Lean focuses on resource optimization rather than on excellence or quality of patient care. Concerns have been voiced about the Lean emphasis on “doing more with less” and the need for significant changes. There also has been evidence of anxiety within the health care community regarding misplaced priorities and the safety of patients in a Lean health care environment.
Provision of patient-centred care comes from the specialized knowledge base in concrete ways that nurses practise in their varied roles, from management to direct care. While Lean methods of improving efficiency and cost-cutting strategies are important for hospitals and governments, some health care leaders and researchers believe that Lean methods ignore the actual work of nurses (Wagner, Brooks, & Urban, 2018, p. 22).
However, many researchers, such as Simons et al. (2015), believe that Lean management has the potential to contribute to a patient safety culture. Lean, with its inherent philosophy of quality management, places the patient at the centre and Lean tools are used to motivate employees and increase the efficiency of the organization while also improving patient care quality and patient safety. Other researchers, such as Crema and Verbano (2015), suggest that Lean, a business management strategy with an ability to analyze, design, and manage processes, is an excellent tool to strengthen medical error avoidance. Finally, Kaplan, Patterson, Ching, and Blackmore (2014) emphasize that Lean tools are not the sole answer to an organization’s concerns and are best employed as part of a comprehensive management system with commitment to organizational change and innovative leadership.

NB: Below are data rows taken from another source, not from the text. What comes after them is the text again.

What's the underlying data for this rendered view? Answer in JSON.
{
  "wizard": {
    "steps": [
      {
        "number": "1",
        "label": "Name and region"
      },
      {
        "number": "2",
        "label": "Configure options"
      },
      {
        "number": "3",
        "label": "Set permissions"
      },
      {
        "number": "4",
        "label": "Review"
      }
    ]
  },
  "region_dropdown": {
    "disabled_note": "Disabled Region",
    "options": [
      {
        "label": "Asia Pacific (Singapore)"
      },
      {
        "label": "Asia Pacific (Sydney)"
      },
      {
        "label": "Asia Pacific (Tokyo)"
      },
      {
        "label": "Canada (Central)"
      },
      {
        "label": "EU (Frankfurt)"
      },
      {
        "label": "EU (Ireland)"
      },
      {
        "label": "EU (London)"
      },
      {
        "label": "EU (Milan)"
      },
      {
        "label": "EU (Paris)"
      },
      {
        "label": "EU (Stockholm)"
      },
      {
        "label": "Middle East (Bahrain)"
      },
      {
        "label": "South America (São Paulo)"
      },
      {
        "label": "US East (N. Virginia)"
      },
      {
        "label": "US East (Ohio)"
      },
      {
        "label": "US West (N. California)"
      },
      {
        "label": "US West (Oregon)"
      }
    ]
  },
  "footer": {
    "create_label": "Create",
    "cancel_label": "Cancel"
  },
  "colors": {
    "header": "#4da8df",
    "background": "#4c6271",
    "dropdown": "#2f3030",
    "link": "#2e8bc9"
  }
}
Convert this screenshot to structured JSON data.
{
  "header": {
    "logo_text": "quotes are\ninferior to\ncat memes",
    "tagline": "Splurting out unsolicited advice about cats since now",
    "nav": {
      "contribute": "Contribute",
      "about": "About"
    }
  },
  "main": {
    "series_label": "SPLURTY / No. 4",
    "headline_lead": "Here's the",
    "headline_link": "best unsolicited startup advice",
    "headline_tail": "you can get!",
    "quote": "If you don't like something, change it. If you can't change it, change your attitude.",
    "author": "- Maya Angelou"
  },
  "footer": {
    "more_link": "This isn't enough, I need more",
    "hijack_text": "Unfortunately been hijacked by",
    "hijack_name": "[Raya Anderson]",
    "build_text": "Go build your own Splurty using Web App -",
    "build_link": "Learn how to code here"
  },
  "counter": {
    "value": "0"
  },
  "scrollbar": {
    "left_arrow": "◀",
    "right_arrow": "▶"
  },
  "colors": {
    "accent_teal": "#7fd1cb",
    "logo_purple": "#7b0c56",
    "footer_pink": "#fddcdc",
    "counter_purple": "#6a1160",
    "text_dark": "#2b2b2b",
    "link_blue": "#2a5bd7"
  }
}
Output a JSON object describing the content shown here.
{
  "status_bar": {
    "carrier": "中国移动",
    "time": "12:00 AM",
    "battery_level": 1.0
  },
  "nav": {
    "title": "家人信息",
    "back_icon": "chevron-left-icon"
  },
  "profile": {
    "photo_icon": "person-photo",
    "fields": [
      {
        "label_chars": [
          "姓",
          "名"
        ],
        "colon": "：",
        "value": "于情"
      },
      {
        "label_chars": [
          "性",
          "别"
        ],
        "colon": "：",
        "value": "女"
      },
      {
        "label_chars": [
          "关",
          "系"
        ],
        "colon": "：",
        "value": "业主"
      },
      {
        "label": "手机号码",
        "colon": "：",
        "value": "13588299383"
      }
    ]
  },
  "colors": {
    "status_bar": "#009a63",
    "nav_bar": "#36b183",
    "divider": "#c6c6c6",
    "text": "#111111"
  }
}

Johnson, Smith, and Mastro (2012) advocate that nurses are the ideal leaders of groundbreaking Lean and QI work. Nurses combine experience leading interdisciplinary teams, systems knowledge, and strong assessment skills with a focus on patient advocacy and a commitment to quality patient care. These combined attributes are required to steer an organization toward QI changes that are focused on both cost efficiency and maintenance of a strong patient safety culture. Health care requires nurses, with their versatile skills, knowledge, and experience, to take leadership of QI innovations.